Deadly Hurricane Dorian batters the Bahamas, edges closer to US

Hurricane downgraded to Category 4 but remains life-threatening, bringing winds of up to 230km an hour.
Strong winds move the palms of the palm trees at the first moment of the arrival of Hurricane Dorian in Freeport, Grand Bahama, Bahamas. / Ramon Espinosa/AP Photo

Hurricane Dorian, one of the most powerful storms ever to hit the Atlantic, continued to pummel the Bahamas, leaving a deadly path of destruction despite weakening slightly.

Dorian was downgraded to Category 3 hurricane early on Tuesday but continues to batter the Bahamas as it remains almost at a standstill.

Bahamas Prime Minister Hubert Minnis said at least five people had died as a result of the storm, but officials said the death toll could go up.

"We are in the midst of a historic tragedy," Prime Minister Hubert Minnis said in announcing the fatalities.

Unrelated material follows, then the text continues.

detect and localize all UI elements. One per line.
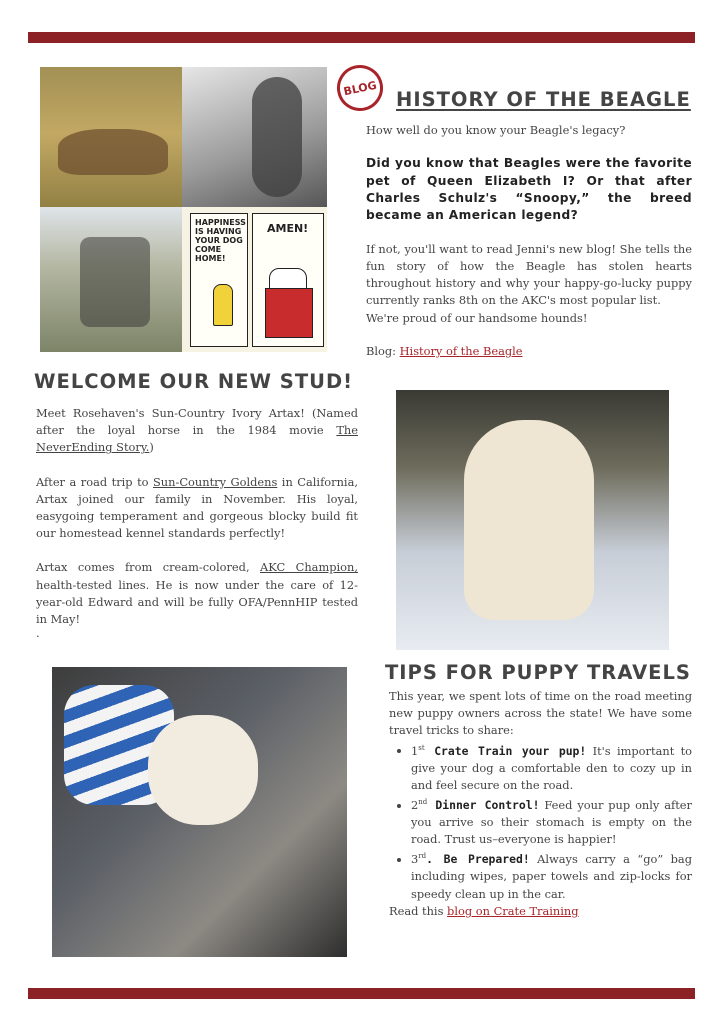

He called the devastation "unprecedented and extensive."

Officials said they had received a "tremendous" number of calls from people in flooded homes.

A radio station received more than 2,000 distress messages, including reports of a five-month-old baby stranded on a roof and a grandmother with six grandchildren who cut a hole in the roof to escape rising floodwaters. Other reports involved a group of eight children and five adults stranded on a highway and two storm shelters that flooded.

Police Chief Samuel Butler urged people to remain calm and share their GPS coordinates, but he said rescue crews had to wait until weather conditions improved.

"We simply cannot get to you," he told Bahamas radio station ZNS, as forecasters warned that Dorian could generate a storm surge as high as 23 feet (7 meters).

Residents were warned not to leave shelters until the eye of the hurricane passed. The storm's strongest winds are usually close to the eye.

As many as 13,000 homes in the Bahamas may have been destroyed or severely damaged, the International Federation of Red Cross and Red Crescent Societies said.

Houses in a neighbourhood in Freeport on Grand Bahama Island were engulfed by six feet (1.8 metres) of water. "It looks like they're boats on top of the water," said Rosa Knowles-Bain, 61, a resident who fled two days ago to an emergency shelter.

A Reuters witness staying at a resort on the island of Great Abaco said winds tore off the shutters and part of the roof, and the site was surrounded by a lake of water.

The hurricane, which was downgraded late Monday morning to Category 4 on the five-step Saffir-Simpson Wind Scale, remained over Grand Bahama, although the maximum sustained winds had fallen slightly to about 130 miles an hour (220 km/h) by 11pm (03:00GMT), the NHC said.

It did not expect Dorian to move far from its position over Grand Bahama during the night. 

On Sunday, Dorian's maximum sustained winds reached 185 mph (297 km/h), with gusts up to 220 mph (354 km/h), tying the record for the most powerful Atlantic hurricane ever to make landfall.

In the United States, strong gusts and high surf were already being reported along Florida's east coast as the hurricane was about 105 miles (170km) from West Palm Beach, the centre said.

It added that Dorian would come dangerously close to the state from Monday night until Wednesday evening, then move close to the coasts of Georgia and South Carolina on Wednesday night and Thursday.

At the White House, staff members reviewed hurricane planning with state and local officials. US President Donald Trump was being briefed hourly, White House spokeswoman Stephanie Grisham said.